Recently YouTuber Logan Paul created disastrous waves in the YouTube community, in Japan and all over the web.
Over his holiday stay in Japan, Paul uploaded vlogs, documenting his visit that were considered by most to be distasteful and immature. These vlogs included scenes of Paul and friends throwing Pokéballs at Japanese citizens and objects, buying and breaking a game and then returning it saying it was “mucho brokeno,” slapping a fish everywhere and leaving it on the back of a taxi and running around the city in traditional Japanese clothing garments which is considered disrespectful of the culture. However, these are not all nor even the worst of his offenses.
On Monday Jan. 1, Paul uploaded a vlog titled, “We found a body in the Japanese Suicide Forest,” which blew up in a horrible way and has since been taken down by Paul. This video documented his time in Aokigahara, a forest near Mt. Fuji that is known by visitors and community members for the number of suicides that happen there.
In the vlog, the group roams the forest and soon finds the body of a man who had seemingly just committed suicide. They then start joking around with Paul saying, “Yo, are you alive? Are you f***ing with us?” and more while showing the corpse, and only blurring the face. Though the video does provide a disclaimer for the content and a segment directing viewers to suicide hotlines, the vlog still had an air of humor to it that felt inappropriate.

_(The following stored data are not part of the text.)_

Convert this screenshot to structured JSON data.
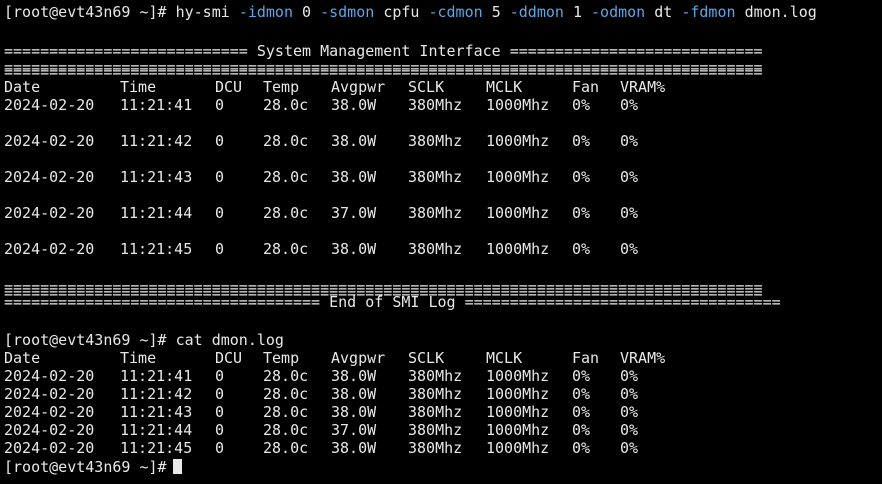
{
  "window": {
    "background": "#000000",
    "text_color": "#e8e8e8",
    "flag_color": "#5aa6e6"
  },
  "command1": {
    "prompt": "[root@evt43n69 ~]#",
    "parts": [
      {
        "text": "hy-smi",
        "kind": "plain"
      },
      {
        "text": "-idmon",
        "kind": "flag"
      },
      {
        "text": "0",
        "kind": "plain"
      },
      {
        "text": "-sdmon",
        "kind": "flag"
      },
      {
        "text": "cpfu",
        "kind": "plain"
      },
      {
        "text": "-cdmon",
        "kind": "flag"
      },
      {
        "text": "5",
        "kind": "plain"
      },
      {
        "text": "-ddmon",
        "kind": "flag"
      },
      {
        "text": "1",
        "kind": "plain"
      },
      {
        "text": "-odmon",
        "kind": "flag"
      },
      {
        "text": "dt",
        "kind": "plain"
      },
      {
        "text": "-fdmon",
        "kind": "flag"
      },
      {
        "text": "dmon.log",
        "kind": "plain"
      }
    ]
  },
  "smi": {
    "title_line": "=========================== System Management Interface ============================",
    "separator": "====================================================================================",
    "end_line": "=================================== End of SMI Log ===================================",
    "columns": [
      "Date",
      "Time",
      "DCU",
      "Temp",
      "Avgpwr",
      "SCLK",
      "MCLK",
      "Fan",
      "VRAM%"
    ],
    "rows": [
      [
        "2024-02-20",
        "11:21:41",
        "0",
        "28.0c",
        "38.0W",
        "380Mhz",
        "1000Mhz",
        "0%",
        "0%"
      ],
      [
        "2024-02-20",
        "11:21:42",
        "0",
        "28.0c",
        "38.0W",
        "380Mhz",
        "1000Mhz",
        "0%",
        "0%"
      ],
      [
        "2024-02-20",
        "11:21:43",
        "0",
        "28.0c",
        "38.0W",
        "380Mhz",
        "1000Mhz",
        "0%",
        "0%"
      ],
      [
        "2024-02-20",
        "11:21:44",
        "0",
        "28.0c",
        "37.0W",
        "380Mhz",
        "1000Mhz",
        "0%",
        "0%"
      ],
      [
        "2024-02-20",
        "11:21:45",
        "0",
        "28.0c",
        "38.0W",
        "380Mhz",
        "1000Mhz",
        "0%",
        "0%"
      ]
    ]
  },
  "command2": {
    "prompt": "[root@evt43n69 ~]#",
    "text": "cat dmon.log"
  },
  "log": {
    "columns": [
      "Date",
      "Time",
      "DCU",
      "Temp",
      "Avgpwr",
      "SCLK",
      "MCLK",
      "Fan",
      "VRAM%"
    ],
    "rows": [
      [
        "2024-02-20",
        "11:21:41",
        "0",
        "28.0c",
        "38.0W",
        "380Mhz",
        "1000Mhz",
        "0%",
        "0%"
      ],
      [
        "2024-02-20",
        "11:21:42",
        "0",
        "28.0c",
        "38.0W",
        "380Mhz",
        "1000Mhz",
        "0%",
        "0%"
      ],
      [
        "2024-02-20",
        "11:21:43",
        "0",
        "28.0c",
        "38.0W",
        "380Mhz",
        "1000Mhz",
        "0%",
        "0%"
      ],
      [
        "2024-02-20",
        "11:21:44",
        "0",
        "28.0c",
        "37.0W",
        "380Mhz",
        "1000Mhz",
        "0%",
        "0%"
      ],
      [
        "2024-02-20",
        "11:21:45",
        "0",
        "28.0c",
        "38.0W",
        "380Mhz",
        "1000Mhz",
        "0%",
        "0%"
      ]
    ]
  },
  "final_prompt": "[root@evt43n69 ~]#"
}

Since its upload, Paul’s vlog has been featured on YouTube’s trending page and stayed at the top until he took it down on Tuesday Jan. 2 after major backlash from the majority of YouTubers and the public. Paul first wrote a seemingly defensive apology and later filmed an apology video saying that his actions should not be defended. YouTube also put out an apologetic statement about the issue on Jan. 9 through a series of tweets on Twitter.
U.S.-centered and Japanese YouTuber Reina Scully and Japanese-Australian YouTuber Joey Byzinger tweeted to the extent that Paul should get and stay out of Japan. Scully and Byzinger then uploaded videos addressing their opinions and concerns of Paul as Japanese individuals. Since her upload, Scully has received racist comments from fans of Paul commenting on how she is a “cry baby” and how she is “another one using Logan for views.”
Along with YouTubers, Japanese citizens had a lot to say about Paul’s actions as well.
“I saw Logan Paul’s Aokigahara video, and I think it’s terrible to laugh and make a spectacle out of people who experienced so much mental anguish that they kill themselves,” said Twitter-user @Janis_cats. “I don’t want to ever have anything to do with him.”
Another Twitter-user Rikako tweeted, “This Logan Paul YouTuber is a terrible person. Going to Aokigahara? Is he stupid? He’s got no common sense or manners, and I wish he’d learn there’s a limit to what you should do when trying to make what he thinks is a good video. Actions like his will make people think ‘Are all YouTubers from his country like that?’”
No matter how anyone looks at this issue, there is always going to be fault. As a 22-year-old, Paul should have the mental capacity and competency to realize what he has done in these vlogs is immature and disrespectful, not only to the citizens of Japan but also to the family members of that man and to Western foreigners who have an interest in Japan, specifically Americans. Though many Japanese such as Scully state that Paul’s actions do not tarnish what Japanese people think of Americans, Paul is an ambassador for Americans and western YouTubers by simply visiting other global communities. As an ambassador for his respective nation, he should not have acted the way he did.
The fault also falls on YouTube for not vetting and removing the Aokigahara vlog right when it was uploaded, instead letting Paul profit from it for over 24 hours before he took it down. YouTube has a notorious past when it comes to ad placements, monetization and other factors for creators such as view algorithms. These include placing ads on pro-ISIS videos, demonetizing a news video including violence from a YouTube news channel while not doing the same for a similar video from CNN, and now not removing the vlog. The video clearly breaks YouTube’s guidelines by showing a dead body, yet it wasn’t blocked while educational videos that pertain to the LGBTQ+ community and overall sexuality are still age-restricted. Since Paul has over 15 million subscribers and counting, it is obvious that YouTube has claimed him as a “golden child” that can make their company some major bank. That in and of itself is completely wrong.
What we can do now is denounce content creators that use their fame and ego as a blinder and excuse for not being respectful and mature. Find content creators that spread positive messages and vibes. It is also smart to realize that while, for example, all Americans are not Logan Paul, we should call out other Logan Pauls when they are doing destructive things with their power and influence.
Though Paul is an outlier, we should strive to be our best as ambassadors for our respected nations, even if they are filled with other Logan Pauls.